Computer Engineering and Applications ›› 2021, Vol. 57 ›› Issue (16): 1-15.DOI: 10.3778/j.issn.1002-8331.2103-0127

Previous Articles     Next Articles

Overview of Chinese Domain Named Entity Recognition

JIAO Kainan, LI Xin, ZHU Rongchen   

  1. 1.School of Information Network Security, People’s Public Security University of China, Beijing 100038, China
    2.China Security Prevention Technology and Risk Assessment Key Laboratory of Ministry of Public Security, Beijing 100026, China
  • Online:2021-08-15 Published:2021-08-16

中文领域命名实体识别综述

焦凯楠,李欣,朱容辰   

  1. 1.中国人民公安大学 信息网络安全学院,北京 100038
    2.安全防范技术与风险评估公安部重点实验室,北京 100026

Abstract:

Named Entity Recognition(NER), as a classic research topic in the field of natural language processing, is the basic technology of intelligent question answering, knowledge graph and other tasks. Domain Named Entity Recognition(DNER) is the domain-specific NER scheme. Drived by deep learning technology, Chinese DNER has made a breakthrough. Firstly, this paper summarizes the research framework of Chinese DNER, and reviews the existing research results from four aspects:the determination of domain data sources, the establishment of domain entity types and specifications, the annotation of domain data sets, and the evaluation metrics of Chinese DNER. Then, this paper summarizes the current common technology framework of Chinese DNER, introduces the pattern matching method based on dictionaries and rules, statistical machine learning method, deep learning method, multi-party fusion deep learning method, and focuses on the analysis of Chinese DNER method based on word vector representation and deep learning.
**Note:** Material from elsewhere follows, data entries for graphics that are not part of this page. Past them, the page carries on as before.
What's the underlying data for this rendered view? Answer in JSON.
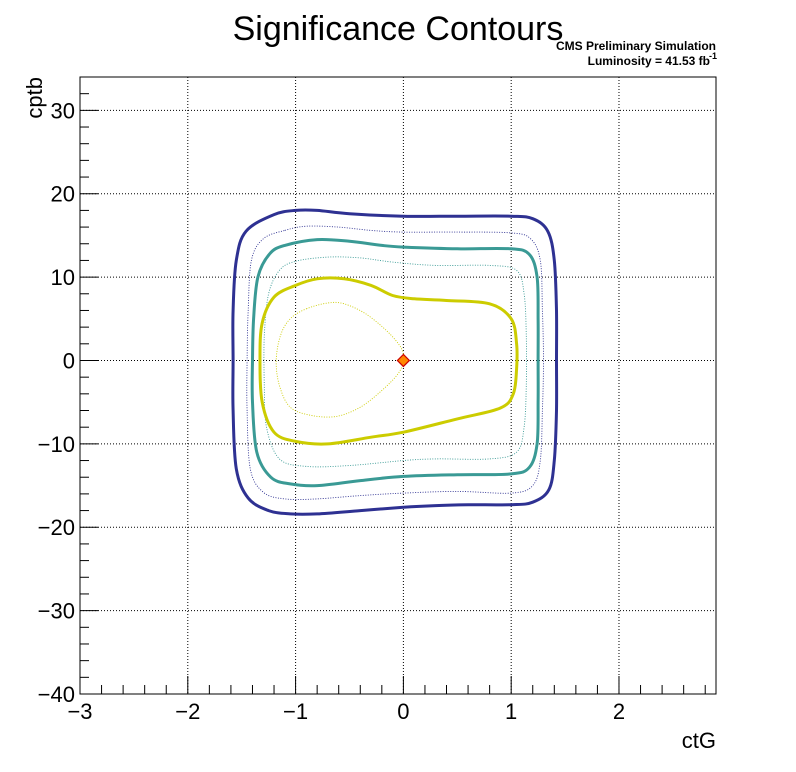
{
  "chart_data": {
    "type": "line",
    "title": "Significance Contours",
    "annotations": [
      "CMS Preliminary Simulation",
      "Luminosity = 41.53 fb",
      "-1"
    ],
    "xlabel": "ctG",
    "ylabel": "cptb",
    "xlim": [
      -3,
      2.9
    ],
    "ylim": [
      -40,
      34
    ],
    "x_ticks": [
      -3,
      -2,
      -1,
      0,
      1,
      2
    ],
    "x_tick_labels": [
      "−3",
      "−2",
      "−1",
      "0",
      "1",
      "2"
    ],
    "y_ticks": [
      -40,
      -30,
      -20,
      -10,
      0,
      10,
      20,
      30
    ],
    "y_tick_labels": [
      "−40",
      "−30",
      "−20",
      "−10",
      "0",
      "10",
      "20",
      "30"
    ],
    "grid": true,
    "legend": "none",
    "series": [
      {
        "color": "#2e3192",
        "style": "thick",
        "points": [
          [
            -1.2,
            17.5
          ],
          [
            -1.0,
            18.0
          ],
          [
            -0.8,
            18.0
          ],
          [
            -0.5,
            17.6
          ],
          [
            0.0,
            17.3
          ],
          [
            0.5,
            17.3
          ],
          [
            1.0,
            17.3
          ],
          [
            1.2,
            17.0
          ],
          [
            1.34,
            15.5
          ],
          [
            1.4,
            12.0
          ],
          [
            1.42,
            6.0
          ],
          [
            1.42,
            0.0
          ],
          [
            1.42,
            -6.0
          ],
          [
            1.4,
            -12.0
          ],
          [
            1.35,
            -15.5
          ],
          [
            1.2,
            -17.0
          ],
          [
            1.0,
            -17.3
          ],
          [
            0.6,
            -17.3
          ],
          [
            0.3,
            -17.4
          ],
          [
            0.0,
            -17.6
          ],
          [
            -0.4,
            -18.0
          ],
          [
            -0.8,
            -18.4
          ],
          [
            -1.05,
            -18.4
          ],
          [
            -1.25,
            -18.0
          ],
          [
            -1.44,
            -16.5
          ],
          [
            -1.55,
            -13.0
          ],
          [
            -1.58,
            -6.0
          ],
          [
            -1.58,
            0.0
          ],
          [
            -1.58,
            6.0
          ],
          [
            -1.55,
            12.0
          ],
          [
            -1.46,
            15.5
          ]
        ]
      },
      {
        "color": "#2e3192",
        "style": "dotted",
        "points": [
          [
            -1.1,
            15.6
          ],
          [
            -0.9,
            16.1
          ],
          [
            -0.6,
            16.0
          ],
          [
            -0.3,
            15.6
          ],
          [
            0.0,
            15.4
          ],
          [
            0.5,
            15.4
          ],
          [
            1.0,
            15.3
          ],
          [
            1.18,
            14.6
          ],
          [
            1.27,
            12.0
          ],
          [
            1.29,
            6.0
          ],
          [
            1.3,
            0.0
          ],
          [
            1.29,
            -6.0
          ],
          [
            1.27,
            -12.0
          ],
          [
            1.2,
            -15.0
          ],
          [
            1.0,
            -15.9
          ],
          [
            0.5,
            -15.7
          ],
          [
            0.0,
            -15.9
          ],
          [
            -0.4,
            -16.2
          ],
          [
            -0.8,
            -16.6
          ],
          [
            -1.1,
            -16.6
          ],
          [
            -1.3,
            -15.8
          ],
          [
            -1.42,
            -13.0
          ],
          [
            -1.45,
            -6.0
          ],
          [
            -1.45,
            0.0
          ],
          [
            -1.44,
            6.0
          ],
          [
            -1.41,
            12.0
          ],
          [
            -1.3,
            14.6
          ]
        ]
      },
      {
        "color": "#3a9a95",
        "style": "thick",
        "points": [
          [
            -1.1,
            13.8
          ],
          [
            -0.8,
            14.5
          ],
          [
            -0.5,
            14.3
          ],
          [
            -0.2,
            13.8
          ],
          [
            0.0,
            13.6
          ],
          [
            0.5,
            13.4
          ],
          [
            1.0,
            13.4
          ],
          [
            1.17,
            12.7
          ],
          [
            1.24,
            10.0
          ],
          [
            1.25,
            5.0
          ],
          [
            1.25,
            0.0
          ],
          [
            1.25,
            -5.0
          ],
          [
            1.24,
            -10.0
          ],
          [
            1.17,
            -12.8
          ],
          [
            1.0,
            -13.6
          ],
          [
            0.5,
            -13.7
          ],
          [
            0.0,
            -13.9
          ],
          [
            -0.4,
            -14.4
          ],
          [
            -0.8,
            -15.0
          ],
          [
            -1.05,
            -14.8
          ],
          [
            -1.23,
            -14.0
          ],
          [
            -1.36,
            -11.0
          ],
          [
            -1.4,
            -5.0
          ],
          [
            -1.4,
            0.0
          ],
          [
            -1.39,
            5.0
          ],
          [
            -1.35,
            10.0
          ],
          [
            -1.24,
            12.8
          ]
        ]
      },
      {
        "color": "#3a9a95",
        "style": "dotted",
        "points": [
          [
            -1.0,
            11.9
          ],
          [
            -0.7,
            12.4
          ],
          [
            -0.4,
            12.3
          ],
          [
            -0.1,
            11.8
          ],
          [
            0.3,
            11.4
          ],
          [
            0.8,
            11.4
          ],
          [
            1.05,
            10.8
          ],
          [
            1.12,
            8.0
          ],
          [
            1.14,
            3.0
          ],
          [
            1.14,
            -3.0
          ],
          [
            1.12,
            -8.0
          ],
          [
            1.05,
            -11.0
          ],
          [
            0.8,
            -11.8
          ],
          [
            0.3,
            -11.8
          ],
          [
            0.0,
            -12.0
          ],
          [
            -0.5,
            -12.6
          ],
          [
            -0.9,
            -12.7
          ],
          [
            -1.15,
            -11.8
          ],
          [
            -1.27,
            -8.0
          ],
          [
            -1.29,
            -3.0
          ],
          [
            -1.29,
            3.0
          ],
          [
            -1.25,
            8.0
          ],
          [
            -1.15,
            10.8
          ]
        ]
      },
      {
        "color": "#cccc00",
        "style": "thick",
        "points": [
          [
            -1.0,
            9.0
          ],
          [
            -0.8,
            9.8
          ],
          [
            -0.55,
            9.8
          ],
          [
            -0.3,
            9.0
          ],
          [
            -0.1,
            7.8
          ],
          [
            0.1,
            7.4
          ],
          [
            0.4,
            7.2
          ],
          [
            0.8,
            6.8
          ],
          [
            1.0,
            5.0
          ],
          [
            1.05,
            2.0
          ],
          [
            1.05,
            -1.0
          ],
          [
            1.02,
            -4.0
          ],
          [
            0.9,
            -5.7
          ],
          [
            0.5,
            -7.0
          ],
          [
            0.0,
            -8.6
          ],
          [
            -0.3,
            -9.2
          ],
          [
            -0.7,
            -10.0
          ],
          [
            -1.0,
            -9.7
          ],
          [
            -1.2,
            -8.6
          ],
          [
            -1.31,
            -5.0
          ],
          [
            -1.33,
            0.0
          ],
          [
            -1.31,
            4.5
          ],
          [
            -1.2,
            7.6
          ]
        ]
      },
      {
        "color": "#cccc00",
        "style": "dotted",
        "points": [
          [
            -0.9,
            6.2
          ],
          [
            -0.7,
            6.9
          ],
          [
            -0.55,
            6.8
          ],
          [
            -0.35,
            5.6
          ],
          [
            -0.15,
            3.5
          ],
          [
            -0.02,
            1.5
          ],
          [
            0.0,
            0.0
          ],
          [
            -0.05,
            -1.6
          ],
          [
            -0.2,
            -3.6
          ],
          [
            -0.4,
            -5.6
          ],
          [
            -0.62,
            -6.7
          ],
          [
            -0.85,
            -6.6
          ],
          [
            -1.05,
            -5.6
          ],
          [
            -1.15,
            -3.0
          ],
          [
            -1.18,
            0.0
          ],
          [
            -1.14,
            3.0
          ],
          [
            -1.05,
            5.0
          ]
        ]
      }
    ],
    "best_fit_marker": {
      "x": 0.0,
      "y": 0.0,
      "fill": "#ff8800",
      "stroke": "#cc0000"
    }
  }
}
Finally, the typical application scenarios of Chinese DNER are discussed, and the future development direction is prospected.

Key words: natural language processing, Chinese domain named entity recognition, deep learning

摘要:

命名实体识别(Named Entity Recognition,NER)作为自然语言处理领域经典的研究主题,是智能问答、知识图谱等任务的基础技术。领域命名实体识别(Domain Named Entity Recognition,DNER)是面向特定领域的NER方案。在深度学习技术的推动下,中文DNER取得了突破性进展。概括了中文DNER的研究框架,从领域数据源的确定、领域实体类型及规范制定、领域数据集的标注规范、中文DNER评估指标四个角度对国内外已有研究成果进行了综合评述;总结了目前常见的中文DNER的技术框架,介绍了基于词典和规则的模式匹配方法、统计机器学习方法、基于深度学习的方法、多方融合的深度学习方法,并重点分析了基于词向量表征和深度学习的中文DNER方法;讨论了中文DNER的典型应用场景,对未来发展方向进行了展望。

关键词: 自然语言处理, 中文领域命名实体识别, 深度学习